Israeli officials have secretly agreed to fund coronavirus vaccines for Syria in exchange for the release of an Israeli woman who was arrested for entering Syria illegally, reports The New York Times.

Under the terms of the agreement, Israel will pay Russia, a supporter of Syrian President Bashar al-Assad, to send the vaccine produced by Russia to Syria.

In an interview Saturday, Israeli Prime Minister Benjamin NetanyahuBenjamin (Bibi) Netanyahu MORE did not directly deny the arrangement, saying only that no Israeli vaccines would be sent to Syria and that he was “glad” that the Israeli citizen had been liberated.

“I do not add more,” Netanyahu said after thanking the Russian president Vladimir PutinVladimir Vladimirovich Putin Media’s continued promotion of Cuomo’s government looks pretty bad, as Putin critic Navalny loses the appeal in prison. Biden asks to create ‘rules’ on cyber, technology to combat threats against China and Russia..

Syria and Israel do not have formal diplomatic relations and the two countries still dispute the Golan Heights, which Israel conquered in the 1960s. According to the official announcement of the Israeli government, the woman was released according to the Times in exchange for two Syrian shepherds captured by Israel.

The report also comes because Israel gave at least one dose of the vaccine to about half of its population. Meanwhile, only a few thousand doses have been delivered to the West Bank, where about 2.8 million Palestinians live.

The country has argued that it is not responsible for providing health care to Palestinians under the terms of the Oslo Accords, while the Palestinians have argued, according to the Times, that the Fourth Geneva Convention provides health care as one of the responsibilities of an occupying power mention.

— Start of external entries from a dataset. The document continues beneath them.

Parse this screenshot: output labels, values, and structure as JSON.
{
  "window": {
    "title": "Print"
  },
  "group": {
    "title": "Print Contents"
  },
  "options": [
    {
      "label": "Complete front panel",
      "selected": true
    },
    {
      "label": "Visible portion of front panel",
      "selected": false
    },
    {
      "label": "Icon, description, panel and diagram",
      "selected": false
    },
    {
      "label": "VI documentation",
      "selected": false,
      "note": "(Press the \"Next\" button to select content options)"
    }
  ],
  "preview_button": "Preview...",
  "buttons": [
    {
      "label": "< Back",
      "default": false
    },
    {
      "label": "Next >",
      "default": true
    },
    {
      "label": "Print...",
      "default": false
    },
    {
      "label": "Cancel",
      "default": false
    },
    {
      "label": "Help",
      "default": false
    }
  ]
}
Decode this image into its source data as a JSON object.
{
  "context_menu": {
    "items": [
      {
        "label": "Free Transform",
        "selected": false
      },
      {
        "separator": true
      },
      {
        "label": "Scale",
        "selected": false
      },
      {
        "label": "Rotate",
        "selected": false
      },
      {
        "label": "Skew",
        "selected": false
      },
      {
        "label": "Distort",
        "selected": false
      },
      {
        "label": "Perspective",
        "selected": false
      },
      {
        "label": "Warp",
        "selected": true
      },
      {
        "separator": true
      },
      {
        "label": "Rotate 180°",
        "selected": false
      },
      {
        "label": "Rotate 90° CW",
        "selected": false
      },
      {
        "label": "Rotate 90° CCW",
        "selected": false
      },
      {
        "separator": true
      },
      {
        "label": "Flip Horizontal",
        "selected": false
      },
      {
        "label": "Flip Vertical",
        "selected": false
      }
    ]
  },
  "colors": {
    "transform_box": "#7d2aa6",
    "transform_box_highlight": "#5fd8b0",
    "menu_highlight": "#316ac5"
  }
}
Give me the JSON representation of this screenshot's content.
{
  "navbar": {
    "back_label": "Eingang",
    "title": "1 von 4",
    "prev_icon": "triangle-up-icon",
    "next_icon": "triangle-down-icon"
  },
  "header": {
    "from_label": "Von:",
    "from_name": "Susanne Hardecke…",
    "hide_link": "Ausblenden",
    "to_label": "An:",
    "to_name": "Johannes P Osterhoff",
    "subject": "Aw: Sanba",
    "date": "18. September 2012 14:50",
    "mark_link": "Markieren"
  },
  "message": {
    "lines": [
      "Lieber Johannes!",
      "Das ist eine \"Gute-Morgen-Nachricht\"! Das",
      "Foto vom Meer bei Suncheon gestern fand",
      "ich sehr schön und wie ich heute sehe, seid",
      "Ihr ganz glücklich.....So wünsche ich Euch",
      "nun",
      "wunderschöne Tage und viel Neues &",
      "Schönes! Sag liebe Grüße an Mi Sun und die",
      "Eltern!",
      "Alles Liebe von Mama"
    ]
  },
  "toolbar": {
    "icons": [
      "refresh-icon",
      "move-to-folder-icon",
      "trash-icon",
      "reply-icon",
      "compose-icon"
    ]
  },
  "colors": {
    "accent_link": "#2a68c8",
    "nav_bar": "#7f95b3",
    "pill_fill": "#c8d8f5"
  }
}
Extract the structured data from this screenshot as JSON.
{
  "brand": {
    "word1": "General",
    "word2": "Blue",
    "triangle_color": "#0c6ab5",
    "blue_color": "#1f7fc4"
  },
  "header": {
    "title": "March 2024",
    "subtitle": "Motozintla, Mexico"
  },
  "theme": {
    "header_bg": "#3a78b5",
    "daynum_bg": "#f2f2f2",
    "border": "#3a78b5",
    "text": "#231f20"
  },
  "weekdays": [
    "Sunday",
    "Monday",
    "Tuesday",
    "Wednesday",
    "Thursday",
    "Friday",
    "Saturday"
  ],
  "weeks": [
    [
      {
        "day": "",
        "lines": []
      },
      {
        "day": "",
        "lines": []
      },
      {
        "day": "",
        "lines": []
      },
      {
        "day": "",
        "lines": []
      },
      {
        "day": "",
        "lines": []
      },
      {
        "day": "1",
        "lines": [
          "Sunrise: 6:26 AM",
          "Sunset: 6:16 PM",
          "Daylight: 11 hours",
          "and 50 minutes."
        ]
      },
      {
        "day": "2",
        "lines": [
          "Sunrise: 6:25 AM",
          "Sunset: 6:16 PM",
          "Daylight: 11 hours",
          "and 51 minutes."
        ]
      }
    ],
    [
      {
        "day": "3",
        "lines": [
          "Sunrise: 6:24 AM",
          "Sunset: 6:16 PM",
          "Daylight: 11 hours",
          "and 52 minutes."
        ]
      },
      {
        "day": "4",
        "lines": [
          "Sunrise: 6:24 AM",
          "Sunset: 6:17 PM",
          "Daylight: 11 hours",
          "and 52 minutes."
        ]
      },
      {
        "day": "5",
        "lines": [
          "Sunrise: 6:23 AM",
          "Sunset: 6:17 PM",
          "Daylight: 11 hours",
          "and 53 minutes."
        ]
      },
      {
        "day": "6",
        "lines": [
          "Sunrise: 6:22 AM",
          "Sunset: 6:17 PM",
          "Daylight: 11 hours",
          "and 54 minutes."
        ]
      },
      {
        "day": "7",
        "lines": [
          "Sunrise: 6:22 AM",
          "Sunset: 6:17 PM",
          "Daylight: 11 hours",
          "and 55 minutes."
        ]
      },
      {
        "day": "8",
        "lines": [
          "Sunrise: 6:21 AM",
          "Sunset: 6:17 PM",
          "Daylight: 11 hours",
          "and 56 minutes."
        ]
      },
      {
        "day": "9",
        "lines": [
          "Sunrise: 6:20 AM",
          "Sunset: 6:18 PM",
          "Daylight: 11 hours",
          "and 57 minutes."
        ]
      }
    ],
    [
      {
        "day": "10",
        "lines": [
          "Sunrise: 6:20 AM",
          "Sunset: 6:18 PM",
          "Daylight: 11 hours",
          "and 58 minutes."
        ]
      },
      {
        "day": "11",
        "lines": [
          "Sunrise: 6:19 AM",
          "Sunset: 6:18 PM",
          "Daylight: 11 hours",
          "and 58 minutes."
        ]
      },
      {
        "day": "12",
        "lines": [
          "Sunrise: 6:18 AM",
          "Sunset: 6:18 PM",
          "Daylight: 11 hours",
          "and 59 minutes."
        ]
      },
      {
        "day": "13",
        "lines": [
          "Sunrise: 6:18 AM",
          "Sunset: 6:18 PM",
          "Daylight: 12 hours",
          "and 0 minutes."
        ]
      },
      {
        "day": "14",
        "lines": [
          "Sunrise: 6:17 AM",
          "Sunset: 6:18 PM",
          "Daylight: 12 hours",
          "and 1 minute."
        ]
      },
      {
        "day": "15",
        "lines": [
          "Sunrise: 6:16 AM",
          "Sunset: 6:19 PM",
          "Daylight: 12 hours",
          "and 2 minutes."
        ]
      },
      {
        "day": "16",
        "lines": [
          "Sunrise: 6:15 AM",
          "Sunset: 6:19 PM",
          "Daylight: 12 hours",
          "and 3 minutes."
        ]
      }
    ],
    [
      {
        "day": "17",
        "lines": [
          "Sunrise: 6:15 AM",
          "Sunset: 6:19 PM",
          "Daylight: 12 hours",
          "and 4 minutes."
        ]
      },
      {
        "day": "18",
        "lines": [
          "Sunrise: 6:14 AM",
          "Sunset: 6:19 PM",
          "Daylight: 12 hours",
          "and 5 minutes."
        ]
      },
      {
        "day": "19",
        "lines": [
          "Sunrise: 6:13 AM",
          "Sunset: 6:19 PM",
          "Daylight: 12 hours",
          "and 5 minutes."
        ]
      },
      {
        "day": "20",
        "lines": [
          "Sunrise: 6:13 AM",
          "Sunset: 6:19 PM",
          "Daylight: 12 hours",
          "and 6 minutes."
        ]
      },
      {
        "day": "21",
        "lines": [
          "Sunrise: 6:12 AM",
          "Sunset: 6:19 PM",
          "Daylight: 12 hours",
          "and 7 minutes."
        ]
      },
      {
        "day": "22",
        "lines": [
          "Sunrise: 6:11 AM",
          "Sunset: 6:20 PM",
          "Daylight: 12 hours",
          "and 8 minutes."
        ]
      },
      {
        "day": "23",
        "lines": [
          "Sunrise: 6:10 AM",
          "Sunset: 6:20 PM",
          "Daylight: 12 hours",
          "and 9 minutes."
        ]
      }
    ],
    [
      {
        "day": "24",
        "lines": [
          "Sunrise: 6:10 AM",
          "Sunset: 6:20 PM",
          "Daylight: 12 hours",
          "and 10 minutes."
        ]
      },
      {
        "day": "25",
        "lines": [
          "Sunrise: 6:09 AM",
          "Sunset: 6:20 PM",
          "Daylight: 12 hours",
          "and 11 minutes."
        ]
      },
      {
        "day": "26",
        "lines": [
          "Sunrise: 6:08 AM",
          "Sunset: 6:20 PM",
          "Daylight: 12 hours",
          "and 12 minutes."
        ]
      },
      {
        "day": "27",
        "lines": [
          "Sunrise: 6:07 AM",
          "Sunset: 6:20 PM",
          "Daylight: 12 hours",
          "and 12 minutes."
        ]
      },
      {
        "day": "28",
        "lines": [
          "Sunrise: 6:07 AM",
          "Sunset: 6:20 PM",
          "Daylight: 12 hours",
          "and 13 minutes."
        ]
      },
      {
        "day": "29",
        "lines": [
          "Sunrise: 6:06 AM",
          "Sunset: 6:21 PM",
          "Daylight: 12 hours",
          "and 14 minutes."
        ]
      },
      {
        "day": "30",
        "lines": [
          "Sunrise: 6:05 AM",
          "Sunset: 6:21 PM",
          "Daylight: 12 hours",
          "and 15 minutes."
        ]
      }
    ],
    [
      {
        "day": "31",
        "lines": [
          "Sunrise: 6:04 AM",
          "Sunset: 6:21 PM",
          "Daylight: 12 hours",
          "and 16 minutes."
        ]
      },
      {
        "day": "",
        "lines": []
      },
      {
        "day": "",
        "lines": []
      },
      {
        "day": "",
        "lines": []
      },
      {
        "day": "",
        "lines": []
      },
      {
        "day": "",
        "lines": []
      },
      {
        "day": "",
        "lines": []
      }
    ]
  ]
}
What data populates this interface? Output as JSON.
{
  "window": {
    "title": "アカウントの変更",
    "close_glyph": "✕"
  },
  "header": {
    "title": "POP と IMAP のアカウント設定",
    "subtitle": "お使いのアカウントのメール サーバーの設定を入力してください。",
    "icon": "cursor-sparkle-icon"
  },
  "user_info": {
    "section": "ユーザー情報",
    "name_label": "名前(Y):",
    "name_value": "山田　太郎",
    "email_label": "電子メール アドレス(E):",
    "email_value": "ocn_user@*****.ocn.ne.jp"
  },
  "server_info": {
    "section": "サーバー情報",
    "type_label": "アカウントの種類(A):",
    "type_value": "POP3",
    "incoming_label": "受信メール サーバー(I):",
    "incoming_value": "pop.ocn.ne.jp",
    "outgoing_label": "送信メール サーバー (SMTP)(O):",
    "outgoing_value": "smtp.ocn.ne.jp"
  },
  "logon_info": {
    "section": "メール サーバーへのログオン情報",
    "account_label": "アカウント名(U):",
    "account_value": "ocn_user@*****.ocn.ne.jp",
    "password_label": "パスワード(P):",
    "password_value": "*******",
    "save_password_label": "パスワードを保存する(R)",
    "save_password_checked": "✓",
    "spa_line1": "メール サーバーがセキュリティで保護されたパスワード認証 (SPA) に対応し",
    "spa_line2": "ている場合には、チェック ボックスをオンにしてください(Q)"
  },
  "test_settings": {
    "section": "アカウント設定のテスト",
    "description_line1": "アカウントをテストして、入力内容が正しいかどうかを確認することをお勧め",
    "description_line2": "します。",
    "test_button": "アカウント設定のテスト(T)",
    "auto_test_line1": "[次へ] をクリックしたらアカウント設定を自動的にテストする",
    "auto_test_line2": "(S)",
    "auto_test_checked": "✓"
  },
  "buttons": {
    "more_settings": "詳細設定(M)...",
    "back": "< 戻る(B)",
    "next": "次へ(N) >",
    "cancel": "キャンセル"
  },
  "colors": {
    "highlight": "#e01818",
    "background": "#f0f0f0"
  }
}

“Israel is willing to supply vaccines to Syrians outside its borders, but at the same time does not deliver them to a huge occupied population for which they are legally responsible,” researcher Khaled Elgindy, a one-sided adviser to the Palestinian leadership, told the newspaper said. ‘It seems like it’s sending a message that they’re deliberately trying to evade their legal responsibility to look after the welfare of that occupied population.

The Hill reached out to the Israeli Foreign Ministry for comment.